A confusion in finding the tangent space of $O(n)$ group.

Question

The question and the solution is given below:

But I could not understand the last 2 paragraphs, why the kernel of $df_{A}$ is as described and why the dimension of the subspace is n choose 2, could anyone explain this for me please?

Answer 1

The author computes that $$ df_A(B) = (A^tB) + (A^tB)^t. $$ The kernel of $df_A$ is the literally the set of all matrices $B$ so that $df_A(B) = 0$ (by $0$ I mean the zero matrix). Hence $B$ is in the kernel of $df_A$ if and only if $$ (A^tB) + (A^tB)^t =0 \Longrightarrow (A^tB)^t = -A^tB. $$ This is exactly the definition for $A^tB$ being anti-symmetric. ($X$ is anti-symmetric if $X^t = -X$, so take $X=A^tB$.)

However, we have assumed that $A \in O(n)$ and so $A^t=A^{-1}$. So far we have $$ \mathrm{ker}(df_A) = \{B : A^{-1}B \text{ is anti-symmetric}\}. $$ Next the author pulls a translation trick, which might be where you got confused. Note that $$ \{B : A^{-1}B \text{ is anti-symmetric}\} = \{AC : C \text{ is anti-symmetric}\} $$ is true by an easy (but omitted) argument. If $B$ belongs to the left-hand set then $A^{-1}B$ is antisymmetric, and then with $C=A^{-1}B$ we get $AC = AA^{-1}B=B$ belongs to the right. Reverse this line of thought to get containment in the other direction.

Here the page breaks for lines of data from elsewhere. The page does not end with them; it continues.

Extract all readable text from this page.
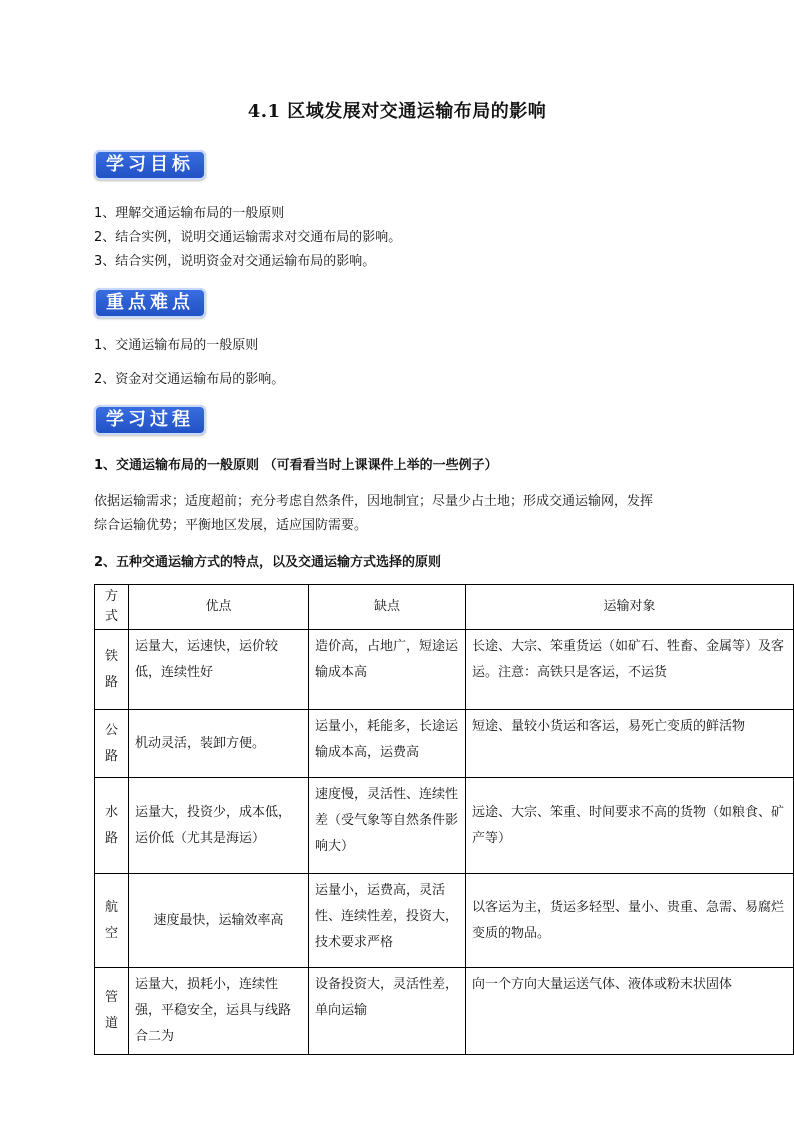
4.1 区域发展对交通运输布局的影响
学习目标
1、理解交通运输布局的一般原则
2、结合实例，说明交通运输需求对交通布局的影响。
3、结合实例，说明资金对交通运输布局的影响。
重点难点
1、交通运输布局的一般原则
2、资金对交通运输布局的影响。
学习过程
1、交通运输布局的一般原则 （可看看当时上课课件上举的一些例子）
依据运输需求；适度超前；充分考虑自然条件，因地制宜；尽量少占土地；形成交通运输网，发挥
综合运输优势；平衡地区发展，适应国防需要。
2、五种交通运输方式的特点，以及交通运输方式选择的原则
方式	优点	缺点	运输对象
铁路	运量大，运速快，运价较低，连续性好	造价高，占地广，短途运输成本高	长途、大宗、笨重货运（如矿石、牲畜、金属等）及客运。注意：高铁只是客运，不运货
公路	机动灵活，装卸方便。	运量小，耗能多，长途运输成本高，运费高	短途、量较小货运和客运，易死亡变质的鲜活物
水路	运量大，投资少，成本低，运价低（尤其是海运）	速度慢，灵活性、连续性差（受气象等自然条件影响大）	远途、大宗、笨重、时间要求不高的货物（如粮食、矿产等）
航空	速度最快，运输效率高	运量小，运费高，灵活性、连续性差，投资大，技术要求严格	以客运为主，货运多轻型、量小、贵重、急需、易腐烂变质的物品。
管道	运量大，损耗小，连续性强，平稳安全，运具与线路合二为	设备投资大，灵活性差，单向运输	向一个方向大量运送气体、液体或粉末状固体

Now for the dimension count. As $A$ is invertible, multiplication by $A$ yields the map $C \mapsto AC$ which is a bijection from the subspace of all anti-symmetric matrices to the kernel of $df_A$. Hence the dimension of the kernel of $df_A$ is equal to the dimension of the spaces of all anti-symmetric $n \times n$ matrices. But if a matrix $X = (x_{ij})$ is anti-symmetric, you must have $x_{ji} = -x_{ij}$. Thus you only have freedom of choice on the lower triangular half of $X$, excluding the diagonal entries as they must be $0$ by anti-symmetry. Thus, you only have free choices on the entries $$ x_{21} $$ $$ x_{31}, x_{32} $$ and so on down to $$ x_{n1}, x_{n2}, \ldots, x_{n,n-1} $$ How many free parameters is this? Add them up by rows: $$ 1 + 2 + 3 + \cdots +n-1 $$ which is well-known to equal $\frac{(n-1)n}{2} = \binom{n}{2}$.